Friday, 8 August 2025

By the seaside

Been reading, me. Weighty tomes - one metaphorically heavy; the other 480pp 0.35kg = Levant: Splendour and Catastrophe on the Mediterranean (2011) by Philip Mansel [Guardian].

In reviewing Michael Crummey's Sweetland,  I touched up on a rather inclusive and open acceptance of the diversity of sex and its practice in rural 20thC Newfoundland . . . plenty of native nookie and the results of these liaisons are accepted even if marital non-paternity is known or suspected. I rather enjoyed his description of the end of days in a Newfoundland Outport and noted that another of his works was borrowboxable as e-book. The Innocents (2019) develops the story of a microscopic maritime community  in 19thC Newfoundland. Two subadult children are left alone after their newborn baby sister, their mother and then father are all carried off within a few weeks of each other. The kids have learned some aspects of living and making a living [salt cod, furs] in super-adverse conditions: the ice piles up in their remote cove each winter; they plant root vegetables and forage berries in the Fall; they eat fish in abundance.  

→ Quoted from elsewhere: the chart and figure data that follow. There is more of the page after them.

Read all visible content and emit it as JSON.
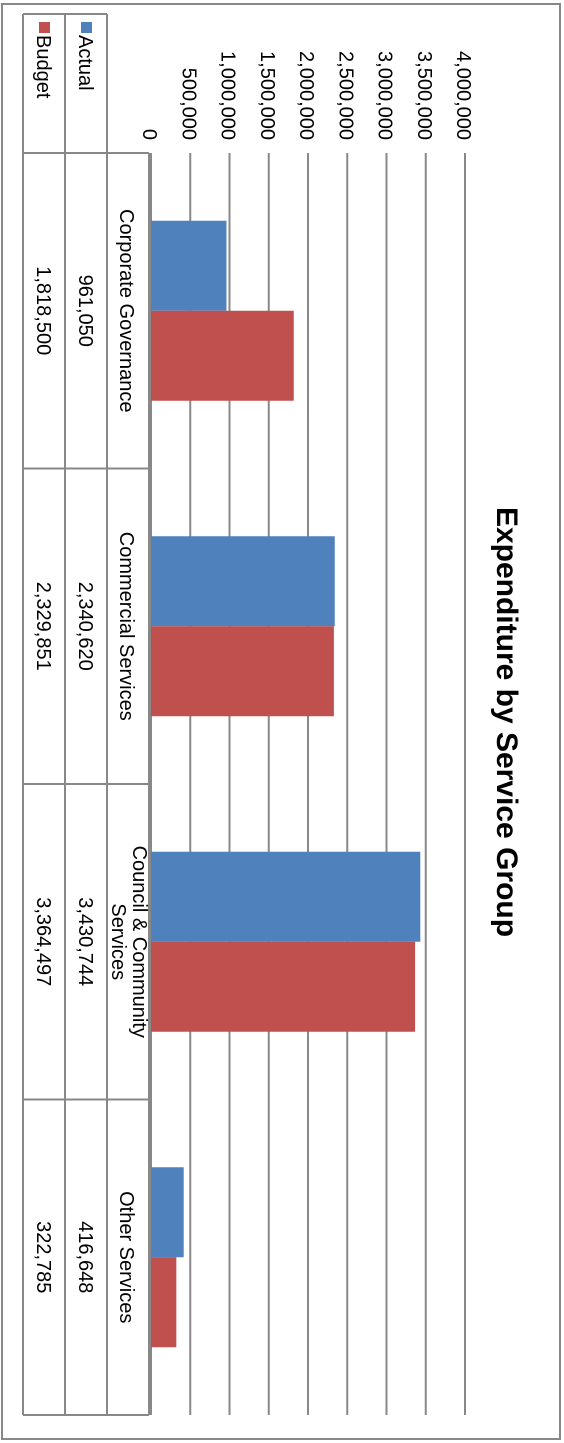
{
  "chart_data": {
    "type": "bar",
    "title": "Expenditure by Service Group",
    "categories": [
      [
        "Corporate Governance"
      ],
      [
        "Commercial Services"
      ],
      [
        "Council & Community",
        "Services"
      ],
      [
        "Other Services"
      ]
    ],
    "series": [
      {
        "name": "Actual",
        "color": "#4f81bd",
        "values": [
          961050,
          2340620,
          3430744,
          416648
        ],
        "labels": [
          "961,050",
          "2,340,620",
          "3,430,744",
          "416,648"
        ]
      },
      {
        "name": "Budget",
        "color": "#c0504d",
        "values": [
          1818500,
          2329851,
          3364497,
          322785
        ],
        "labels": [
          "1,818,500",
          "2,329,851",
          "3,364,497",
          "322,785"
        ]
      }
    ],
    "ylim": [
      0,
      4000000
    ],
    "yticks": [
      "0",
      "500,000",
      "1,000,000",
      "1,500,000",
      "2,000,000",
      "2,500,000",
      "3,000,000",
      "3,500,000",
      "4,000,000"
    ],
    "grid": true,
    "legend": "data-table",
    "orientation": "rotated-90"
  }
}
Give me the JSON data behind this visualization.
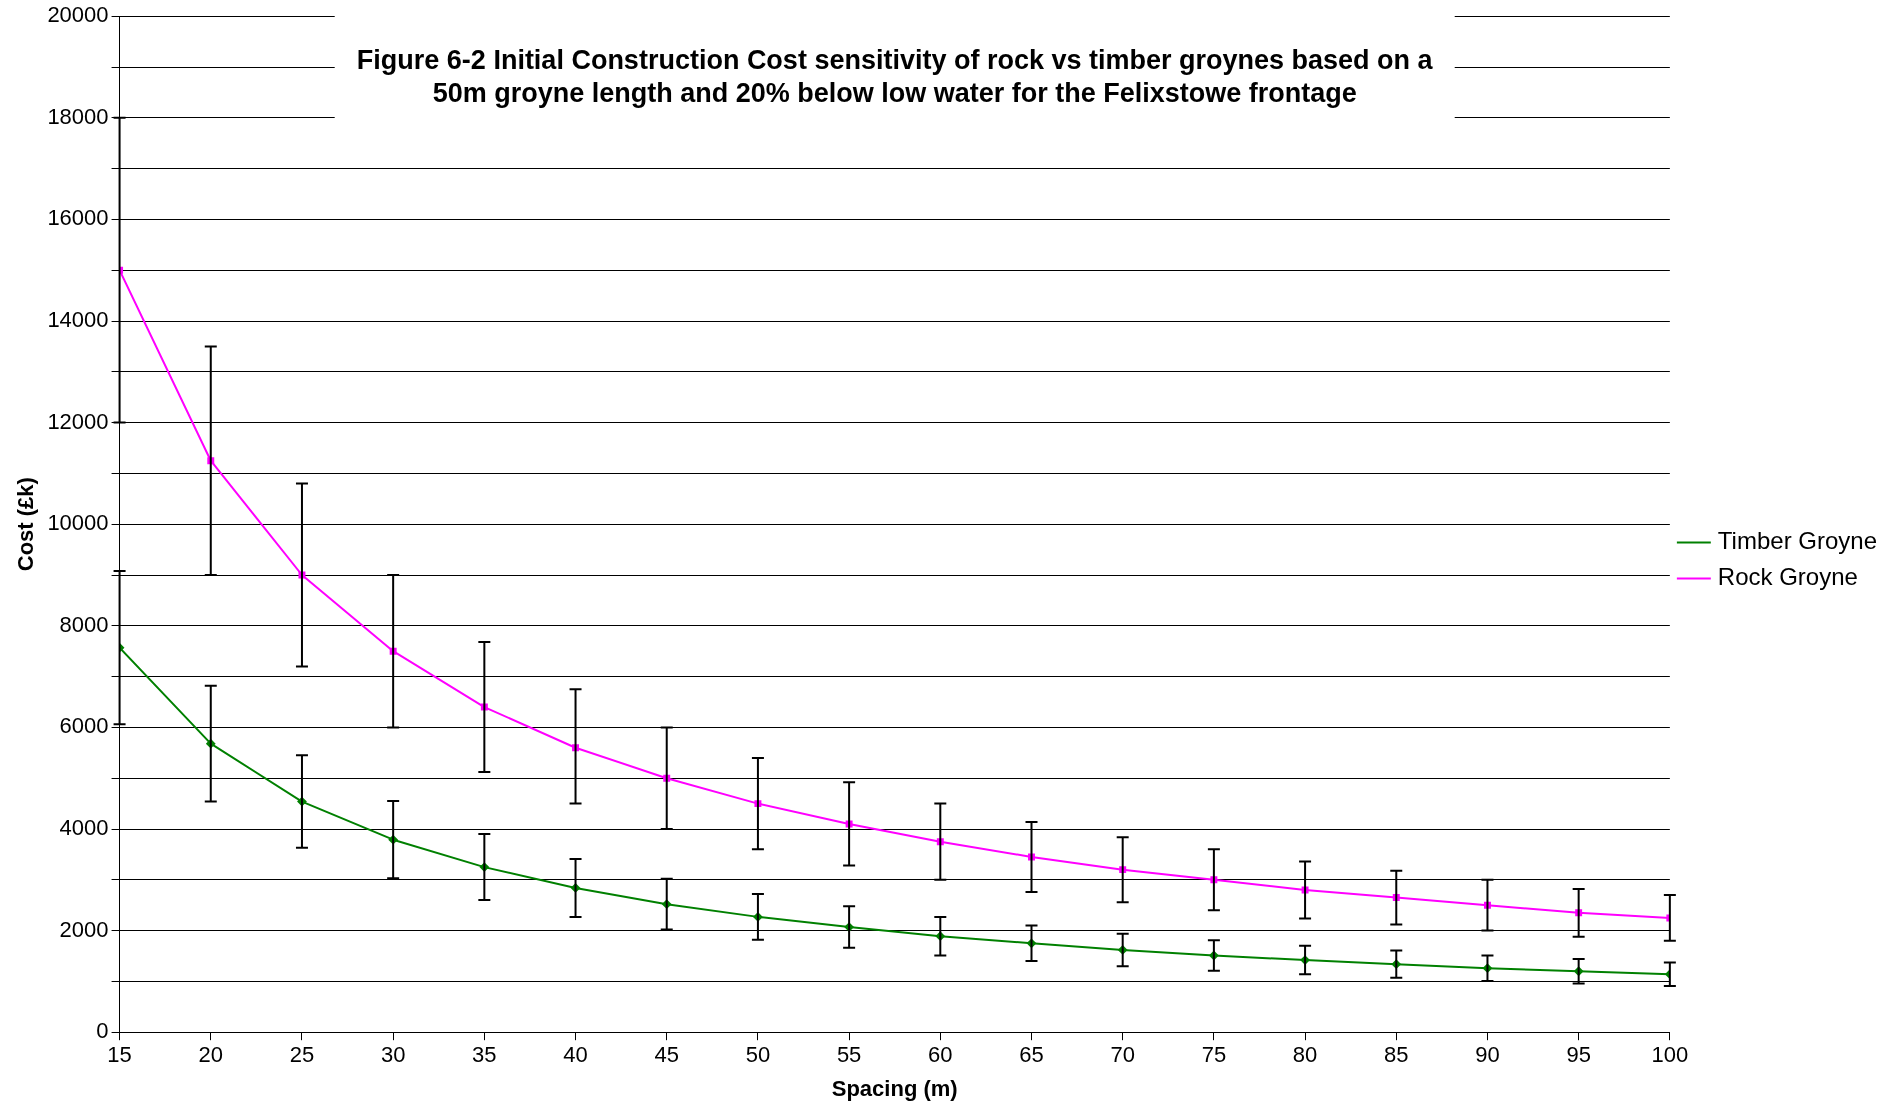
{
  "chart_data": {
    "type": "line",
    "title": "Figure 6-2 Initial Construction Cost sensitivity of rock vs timber groynes based on a 50m groyne length and 20% below low water for the Felixstowe frontage",
    "xlabel": "Spacing (m)",
    "ylabel": "Cost (£k)",
    "x": [
      15,
      20,
      25,
      30,
      35,
      40,
      45,
      50,
      55,
      60,
      65,
      70,
      75,
      80,
      85,
      90,
      95,
      100
    ],
    "series": [
      {
        "name": "Timber Groyne",
        "color": "#008000",
        "marker": "diamond",
        "values": [
          7570,
          5680,
          4540,
          3790,
          3250,
          2840,
          2520,
          2270,
          2070,
          1890,
          1750,
          1620,
          1510,
          1420,
          1340,
          1260,
          1200,
          1140
        ],
        "errors": [
          [
            6060,
            9080
          ],
          [
            4540,
            6820
          ],
          [
            3630,
            5450
          ],
          [
            3030,
            4550
          ],
          [
            2600,
            3900
          ],
          [
            2270,
            3410
          ],
          [
            2020,
            3020
          ],
          [
            1820,
            2720
          ],
          [
            1660,
            2480
          ],
          [
            1510,
            2270
          ],
          [
            1400,
            2100
          ],
          [
            1300,
            1940
          ],
          [
            1210,
            1810
          ],
          [
            1140,
            1700
          ],
          [
            1070,
            1610
          ],
          [
            1010,
            1510
          ],
          [
            960,
            1440
          ],
          [
            910,
            1370
          ]
        ]
      },
      {
        "name": "Rock Groyne",
        "color": "#ff00ff",
        "marker": "square",
        "values": [
          15000,
          11250,
          9000,
          7500,
          6400,
          5600,
          5000,
          4500,
          4100,
          3750,
          3450,
          3200,
          3000,
          2800,
          2650,
          2500,
          2350,
          2250
        ],
        "errors": [
          [
            12000,
            18000
          ],
          [
            9000,
            13500
          ],
          [
            7200,
            10800
          ],
          [
            6000,
            9000
          ],
          [
            5120,
            7680
          ],
          [
            4500,
            6750
          ],
          [
            4000,
            6000
          ],
          [
            3600,
            5400
          ],
          [
            3280,
            4920
          ],
          [
            3000,
            4500
          ],
          [
            2760,
            4140
          ],
          [
            2560,
            3840
          ],
          [
            2400,
            3600
          ],
          [
            2240,
            3360
          ],
          [
            2120,
            3180
          ],
          [
            2000,
            3000
          ],
          [
            1880,
            2820
          ],
          [
            1800,
            2700
          ]
        ]
      }
    ],
    "xlim": [
      15,
      100
    ],
    "xticks": [
      15,
      20,
      25,
      30,
      35,
      40,
      45,
      50,
      55,
      60,
      65,
      70,
      75,
      80,
      85,
      90,
      95,
      100
    ],
    "ylim": [
      0,
      20000
    ],
    "yticks": [
      0,
      {
        "value": 1000,
        "label": null
      },
      2000,
      {
        "value": 3000,
        "label": null
      },
      4000,
      {
        "value": 5000,
        "label": null
      },
      6000,
      {
        "value": 7000,
        "label": null
      },
      8000,
      {
        "value": 9000,
        "label": null
      },
      10000,
      {
        "value": 11000,
        "label": null
      },
      12000,
      {
        "value": 13000,
        "label": null
      },
      14000,
      {
        "value": 15000,
        "label": null
      },
      16000,
      {
        "value": 17000,
        "label": null
      },
      18000,
      {
        "value": 19000,
        "label": null
      },
      20000
    ],
    "grid": "y",
    "legend": "right",
    "line_style": "solid"
  }
}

The perennial problem in such edge communities is spreading out the calories and vit-C so that they are available 12 months a year instead of 12 weeks. For the orphaned childer, this necessity is met by the twice yearly visit of the same trading schooner: bringing salt, shot, fish-hooks and flour in the Spring and taking cod-planks in the Fall. A couple of times, the sea delivers a Robinson Crusoe bonus to the kids by wrecking a ship out there and washing the debris [hats, coats, rum, cordage] ashore. Survival is the driving theme but nookie and the results of these liaisons also stitches together the teenage lives. The ending is happy: for some definitions of happy.

Diversity, inclusion and sex are also central to Philip Mansel's Levant his history of the Near East  in 19thC & 20th. He focuses on three jewels in the crown of Levantine cosmopolitanism: Smyrna, Alexandria and Beirut. I worked with a fellow in the 1980s who had, as a student, achieved the epitome of sophisticated cool in 1974: (snow powder) skiing on Mount Lebanon in the morning and water-skiing off a Beirut beach in the afternoon. On 13th April 1975 a random act of sectarian violence kicked off 15 years of Lebanese Civil War. 

In 1975, the population in Lebanon was ~2.5 million, over the next 15 years, +1 million fled and 150,000 were murdered by the neighbours. Same thing happened in Smyrna in 1922 [bloboprev]. Same thing (on a much smaller scale) occurred in 1882 Alexandria. In the background, and profiting from the disruption, were citizens and emporia of The Great Powers. Before the sht ht the fan, these three cities were kind of wonderful to inhabit - if you had a bit of money [a little hard currency could go a long way]; if you were a little bit gay [CP Cavafy R]; if you couldn't accept every word of your vicar, imam or patriarch. In Smyrna you could read a french newspaper, in an armenian café, eating greek pastries, while wearing a smart suit from your jewish tailor. Women could also sit in the same café sans hijab; a thing impossible even 10 km into the city's hinterland.

The Beloved's grandfather, some sort of Christian (Maronite?) left his crappy Lebanese valley orange grove with his brothers and migrated via Beirut and Alex to West Africa 100 years ago. His three daughters grew up in multicultural colonial West Africa in the 1940s. By 2000, they all finished up, for reasons, in Ireland. It was a wonder to watch them making houmous: bickering in English, French, Hausa about garlic and salt. Always too much food but so much kindness and welcome as well. Smyrna and Alexandria are now as boring, parochial and monoglot as the small town with the big cathedral where I went to school in the 1960s. Beirut is rebuilding itself from the rubble as the last bastion of The Levant - where cultures clash and get into bed with each other and synergies result.